「……ん、俺、寝てた?」
目が覚めると、彼女の顔があった。
優しい目をして俺を見下ろしている。膝枕で寝ていたみたいだ。いつのまに。
俺は身を起こした。衣服の乱れを整えてベッドから腰を上げる。
「疲れてるわ、忙しいの?」
「うん、選挙がもう少しであるから、準備に追われてる。ーーしまった、会議があったんだ」
忘れてた。他の連中が探しているに違いない。
「無理しないでね、倒れたら元も子もないわ」
「倒れたらここに運ばれるだろ?そうすれば君に会える」
「ま」
嬉しそうに頬を染める彼女の頬に手を添えて、俺はキスを刻んだ。長めのキスになる。
清潔な白いカーテンに視界は遮られている。
「しばらく会えないわね、つまらないわ」
少し拗ねた風に彼女は呟く。
「ここに来ればいつでも会える、またベッドで横になりたい時に借りに来るよ」
束の間の休息が得られるのは、校内でここだけ。
「ん、」
もう一度キスを交わしてから。俺はカーテンを開けて部屋を出ていく。
彼女が心配そうに「無理しないでね」と囁いた。
「ーーあー! どこ行ってたんですか会長!探しましたよ、会議始まります、早く早く!」
保健室を出たところですぐ、執行部の後輩に捕まる。
「って、会長どこか身体の具合、悪いんですか」
保健室と書かれたプレートを見上げながら尋ねる。
「ああ、いや、ちょっと絆創膏貰いに来ただけ
だよ、悪かった、すぐ行くよ」
「あ、服部くんこれ忘れてるわよ」
行きかけたところを呼び止められる。
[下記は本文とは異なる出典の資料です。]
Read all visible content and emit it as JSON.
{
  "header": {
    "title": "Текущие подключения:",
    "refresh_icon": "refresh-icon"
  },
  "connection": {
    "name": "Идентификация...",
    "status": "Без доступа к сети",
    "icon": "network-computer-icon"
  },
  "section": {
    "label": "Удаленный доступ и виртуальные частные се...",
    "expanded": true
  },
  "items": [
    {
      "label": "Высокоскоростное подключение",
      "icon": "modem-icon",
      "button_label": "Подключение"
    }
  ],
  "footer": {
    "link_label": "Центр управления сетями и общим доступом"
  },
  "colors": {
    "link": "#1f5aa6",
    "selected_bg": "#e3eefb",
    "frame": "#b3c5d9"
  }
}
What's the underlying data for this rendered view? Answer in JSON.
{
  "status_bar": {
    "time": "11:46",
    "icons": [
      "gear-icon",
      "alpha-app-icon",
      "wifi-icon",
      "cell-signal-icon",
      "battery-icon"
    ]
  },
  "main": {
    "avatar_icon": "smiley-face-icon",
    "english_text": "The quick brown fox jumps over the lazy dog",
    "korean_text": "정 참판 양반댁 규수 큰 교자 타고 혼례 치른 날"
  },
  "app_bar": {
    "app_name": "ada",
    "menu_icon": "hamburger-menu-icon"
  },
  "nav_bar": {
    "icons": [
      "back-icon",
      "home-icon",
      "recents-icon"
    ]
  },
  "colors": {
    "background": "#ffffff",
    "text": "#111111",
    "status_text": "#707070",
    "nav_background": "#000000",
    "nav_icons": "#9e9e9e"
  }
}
見ると中居先生が戸口で絆創膏をひらひら振っていた。
「ありがとうございます」
何食わぬ顔でそれを受け取り、俺は生徒会室に向かう。
後輩は、チラチラ背後に目をやりながらついてきた。
「養教の中居先生、きっれーだなア相変わらず。30前でしたっけ?彼氏とかいるんすかね」
「さぁな」
俺はそらとぼける。
「珍しく白衣の前、はだけてましたねえ。白衣の下、ワンピでしたね、エロいっすね、ワンピに白衣って」
思春期爆発で後輩はぐふふと嗤う。
「何言ってんだバカ」
彼氏はいるよと内心言ってやる。
中居先生の膝枕を独占できるのは生徒会長の俺だけだ。